Oh no, it's another religious thriller still being churned out in the wake of the Da Vinci Code - or is it? Has someone actually been able to reinvent that well worn Dan Brown wheel and produce a book that reshapes the over used and buckled spokes of this genre? I think that with the Turin Shroud Secret, Sam Christer has just about managed it. Before I give my opinions and let you know why I think he's managed it, please find some plot details below.
There's a serial killer dubbed "The Creeper" on the loose in Los Angeles, and detectives Nic Karakandez and Mitzi Fallon are on the case. The killer wraps his victims in a shroud, and whilst researching the Turin Shroud for possible motives / connections to the case, they discover that a Hollywood scriptwriter who was working on a script concerning the Turin Shroud has been murdered, seemingly as a result of some potentially damaging information she uncovered whilst researching for the script. Is the scriptwriter's killer the Creeper, or is there someone else involved? I'm not saying anymore, you'll have to read the book and find out for yourself!
As I mentioned before, I wouldn't say that this is in the same class as those copycat, Da Vinci Code spin offs which all seem to have a title that contains some or all of the words "Symbol", "Magdelene" or "Genesis" in them. This is far better. I'll hold back from saying that it is as good as the Da Vinci Code, as that is a matter of personal taste and I know that it would only enrage the literati who dry heave when they hear Dan Brown's name mentioned in any discussion about books. That's a marmite style debate that I won't go into.

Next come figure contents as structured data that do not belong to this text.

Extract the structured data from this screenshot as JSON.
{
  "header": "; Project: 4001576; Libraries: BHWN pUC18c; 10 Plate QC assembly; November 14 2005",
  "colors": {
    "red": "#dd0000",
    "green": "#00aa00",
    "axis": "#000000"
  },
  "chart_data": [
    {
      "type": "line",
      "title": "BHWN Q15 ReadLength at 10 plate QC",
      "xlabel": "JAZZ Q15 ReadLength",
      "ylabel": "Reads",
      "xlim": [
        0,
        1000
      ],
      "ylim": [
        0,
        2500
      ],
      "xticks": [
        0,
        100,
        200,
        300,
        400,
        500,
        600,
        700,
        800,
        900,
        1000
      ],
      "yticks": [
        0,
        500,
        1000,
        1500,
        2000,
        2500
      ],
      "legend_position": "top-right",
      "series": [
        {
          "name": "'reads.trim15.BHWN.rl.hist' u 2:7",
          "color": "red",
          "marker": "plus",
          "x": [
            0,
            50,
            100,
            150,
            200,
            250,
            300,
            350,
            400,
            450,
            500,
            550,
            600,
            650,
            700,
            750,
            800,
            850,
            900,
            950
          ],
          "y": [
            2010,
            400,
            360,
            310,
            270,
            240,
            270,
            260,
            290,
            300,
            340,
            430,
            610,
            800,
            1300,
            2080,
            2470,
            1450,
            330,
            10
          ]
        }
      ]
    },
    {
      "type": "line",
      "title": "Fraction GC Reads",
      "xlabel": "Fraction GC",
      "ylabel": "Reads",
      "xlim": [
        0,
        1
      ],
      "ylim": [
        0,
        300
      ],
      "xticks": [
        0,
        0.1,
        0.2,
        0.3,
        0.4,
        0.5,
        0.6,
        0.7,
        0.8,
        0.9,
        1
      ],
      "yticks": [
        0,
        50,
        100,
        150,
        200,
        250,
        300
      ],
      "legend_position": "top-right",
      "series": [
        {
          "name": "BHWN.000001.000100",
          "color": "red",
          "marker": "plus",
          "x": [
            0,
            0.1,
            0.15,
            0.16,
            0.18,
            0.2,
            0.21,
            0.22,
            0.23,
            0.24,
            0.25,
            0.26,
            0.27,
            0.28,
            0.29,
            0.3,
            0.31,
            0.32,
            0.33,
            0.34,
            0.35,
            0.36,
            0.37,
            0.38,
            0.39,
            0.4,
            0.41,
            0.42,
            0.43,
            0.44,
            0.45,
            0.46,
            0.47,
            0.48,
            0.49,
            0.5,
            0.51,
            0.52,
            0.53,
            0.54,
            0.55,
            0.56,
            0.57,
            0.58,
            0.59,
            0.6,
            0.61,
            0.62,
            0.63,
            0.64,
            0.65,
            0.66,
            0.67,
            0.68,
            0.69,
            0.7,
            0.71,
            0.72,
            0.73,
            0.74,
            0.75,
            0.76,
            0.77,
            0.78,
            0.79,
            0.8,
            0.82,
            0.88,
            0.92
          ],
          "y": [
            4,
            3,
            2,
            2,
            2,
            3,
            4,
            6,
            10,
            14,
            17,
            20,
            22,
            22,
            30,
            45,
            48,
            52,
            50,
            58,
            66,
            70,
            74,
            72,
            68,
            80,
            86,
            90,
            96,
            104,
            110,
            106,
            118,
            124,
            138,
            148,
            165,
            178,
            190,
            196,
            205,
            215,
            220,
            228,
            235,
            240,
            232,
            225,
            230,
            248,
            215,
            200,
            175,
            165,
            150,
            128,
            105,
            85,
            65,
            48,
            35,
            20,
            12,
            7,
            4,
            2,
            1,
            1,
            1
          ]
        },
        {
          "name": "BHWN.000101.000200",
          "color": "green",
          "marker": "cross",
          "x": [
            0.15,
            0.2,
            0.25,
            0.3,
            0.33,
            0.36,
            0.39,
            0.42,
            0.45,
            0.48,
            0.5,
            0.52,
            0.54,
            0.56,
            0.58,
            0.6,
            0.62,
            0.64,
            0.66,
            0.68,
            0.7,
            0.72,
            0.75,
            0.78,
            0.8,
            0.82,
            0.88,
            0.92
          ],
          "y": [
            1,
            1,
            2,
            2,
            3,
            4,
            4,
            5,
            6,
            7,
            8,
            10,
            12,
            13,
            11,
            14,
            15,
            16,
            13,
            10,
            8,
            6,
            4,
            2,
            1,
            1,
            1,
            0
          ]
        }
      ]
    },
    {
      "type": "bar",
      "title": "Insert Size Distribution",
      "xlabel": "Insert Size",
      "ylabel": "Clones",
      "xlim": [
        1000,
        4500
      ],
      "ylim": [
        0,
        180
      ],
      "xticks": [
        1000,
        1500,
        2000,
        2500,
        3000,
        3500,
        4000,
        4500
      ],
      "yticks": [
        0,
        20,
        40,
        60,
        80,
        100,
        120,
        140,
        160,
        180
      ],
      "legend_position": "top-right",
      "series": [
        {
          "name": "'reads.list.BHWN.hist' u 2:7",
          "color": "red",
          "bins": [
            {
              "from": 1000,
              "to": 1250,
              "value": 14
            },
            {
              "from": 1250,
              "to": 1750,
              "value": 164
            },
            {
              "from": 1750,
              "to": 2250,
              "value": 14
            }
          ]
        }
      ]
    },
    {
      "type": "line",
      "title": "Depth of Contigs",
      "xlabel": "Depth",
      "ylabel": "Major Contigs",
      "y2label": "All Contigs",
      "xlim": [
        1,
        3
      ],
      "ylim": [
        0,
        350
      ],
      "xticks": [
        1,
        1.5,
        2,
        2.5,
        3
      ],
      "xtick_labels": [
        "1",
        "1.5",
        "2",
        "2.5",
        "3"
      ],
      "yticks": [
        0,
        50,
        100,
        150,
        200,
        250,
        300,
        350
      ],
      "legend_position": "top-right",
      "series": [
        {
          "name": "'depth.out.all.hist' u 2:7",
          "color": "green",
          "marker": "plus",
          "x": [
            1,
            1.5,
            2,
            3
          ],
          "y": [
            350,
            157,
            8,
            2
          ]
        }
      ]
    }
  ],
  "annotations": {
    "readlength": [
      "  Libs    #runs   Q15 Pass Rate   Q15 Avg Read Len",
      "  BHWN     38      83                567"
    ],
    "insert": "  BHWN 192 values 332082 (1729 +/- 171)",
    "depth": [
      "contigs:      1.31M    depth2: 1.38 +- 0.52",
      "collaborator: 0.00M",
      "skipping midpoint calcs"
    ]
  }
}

However, I make the comparison to Dan Brown as there some similarities in the way that it is obvious both authors have extensively researched their subjects, which comes across very well in the Turin Shroud Secret and adds to the "hook" factor which made me want to keep reading and find out more. The details concerning the history of the shroud brought colour to the plot. That said though, I can't say that Dan Brown is matched by Sam Christer for pace, but that isn't to say that this book is sluggish - it's just that it's more of a "hurty neck" compared to Dan Brown's whiplash.
I think that the two main characters, Karakandez and Fallon work very well together in the same mode as the male / female lead character couple in Dean Koontz's "The Watchers", or even the male / female couple in the Da Vinci Code. In many ways Fallon and Karakandez are very different from each other but this contrast gives a good balance to the plot as each has different ways of going about the business of solving the Creeper case. I found this to be a big plus point for the book.
I thought the plot itself could pass as feasible - I like my fantasy and reality to be clearly defined and it was easy to believe that this storyline could potentially happen in real life - there were no vampire vs werewolf Twilight style clashes and not an alien or talking dragon were to be seen.
If you like mystery thrillers with a religious bent, or if you enjoyed Dan Brown, or even if you're just a bitter Glasgow Rangers fan and would get some pleasure from reading about murders surrounding a symbolic relic of the Roman Catholic church, then I would suggest that you might enjoy this book. Five stars, thanks for reading.